Edited and Translated by People's Daily Online
Experts and scholars attending the 11th China Economic Forum, which kicked off in Beijing on Dec. 24, are cautiously optimistic about the Chinese economy in 2012.
"China's GDP growth may drop to about 8 percent next year," said Wei Jianguo, secretary-general of the China Center for International Economic Exchanges.
Renowned economist Li Yining echoed Wei's growth forecast, but stressed that a GDP growth rate of 8 percent is not easy to achieve.
Cheng Siwei, former vice chairman of the ninth and 10th Standing Committee of the National People's Congress, said that global economic conditions would remain grim next year.
"The global economic growth rate will decline next year, but it will not be lower than 3 percent," Cheng said.

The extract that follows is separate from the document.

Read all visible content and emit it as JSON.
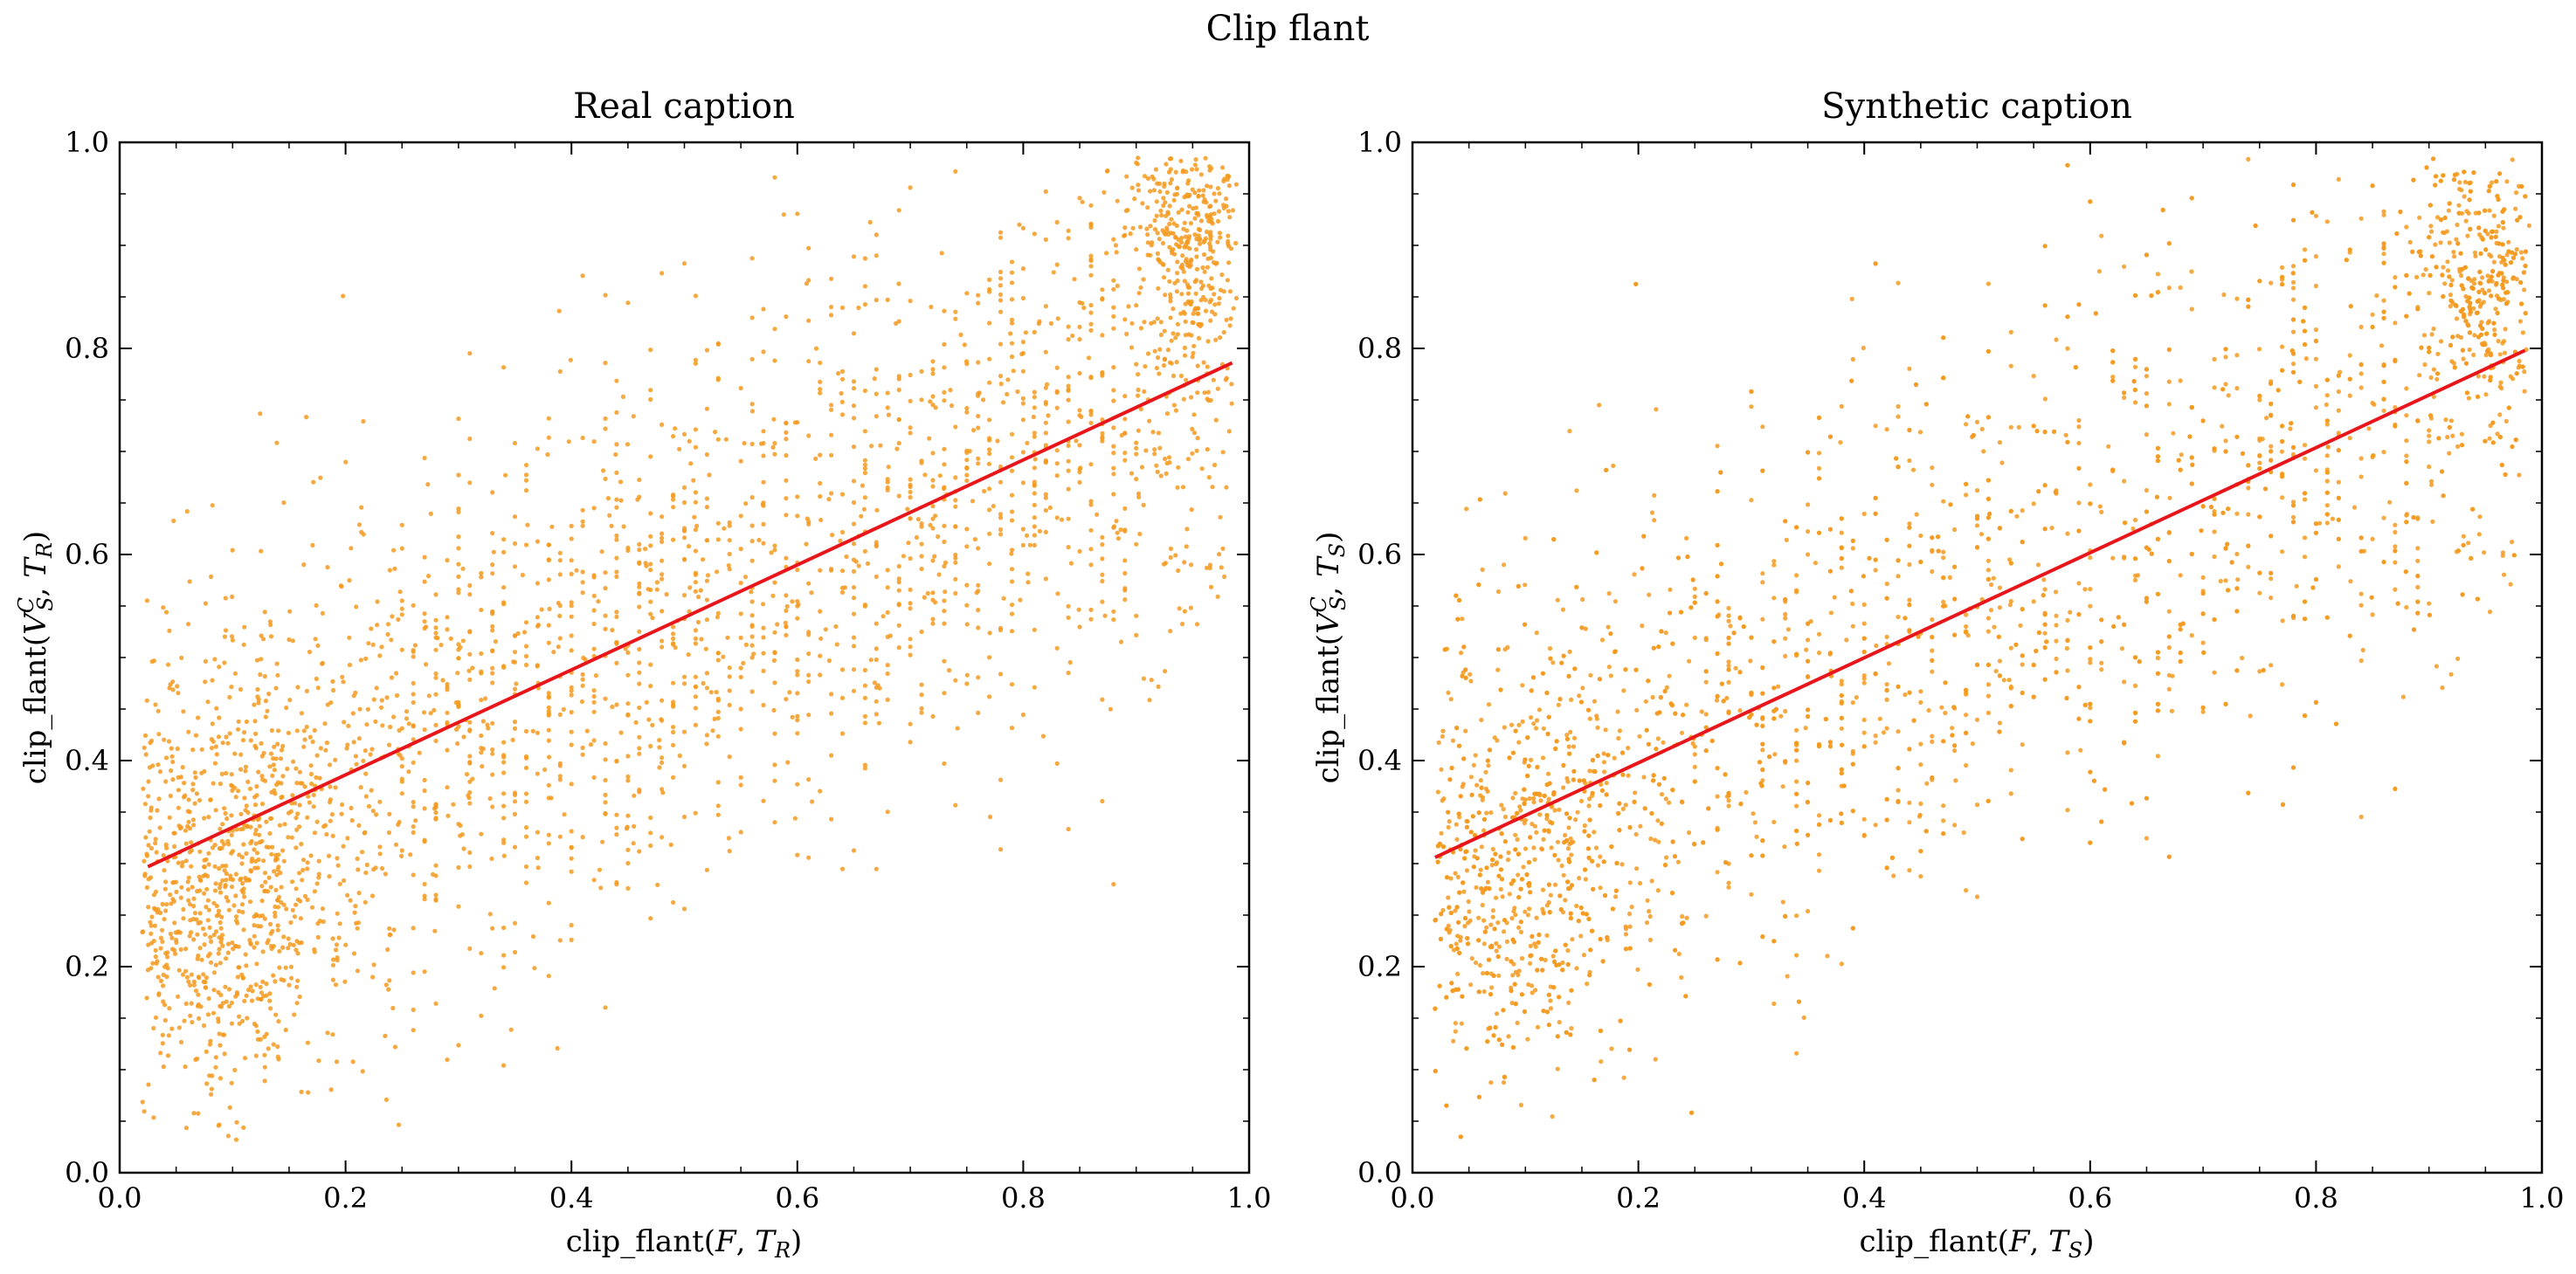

Economic growth is likely to continue slowing in the United States and major European countries in 2012. The European sovereign debt crisis is still spreading, and the rise in protectionism and oil prices as well as other uncertainties will also hinder the economic development of emerging economies and developing countries.
Unbalanced fiscal and monetary policies have been regarded as the root cause of the deteriorating European debt crisis, so China's fiscal and monetary policy has attracted much attention.
Li believes what European countries should learn from the debt crisis is to keep fiscal balance. China should moderately increase its money supply in the future according to its own conditions. Cheng agrees that the country will slightly relax its prudent monetary policy next year.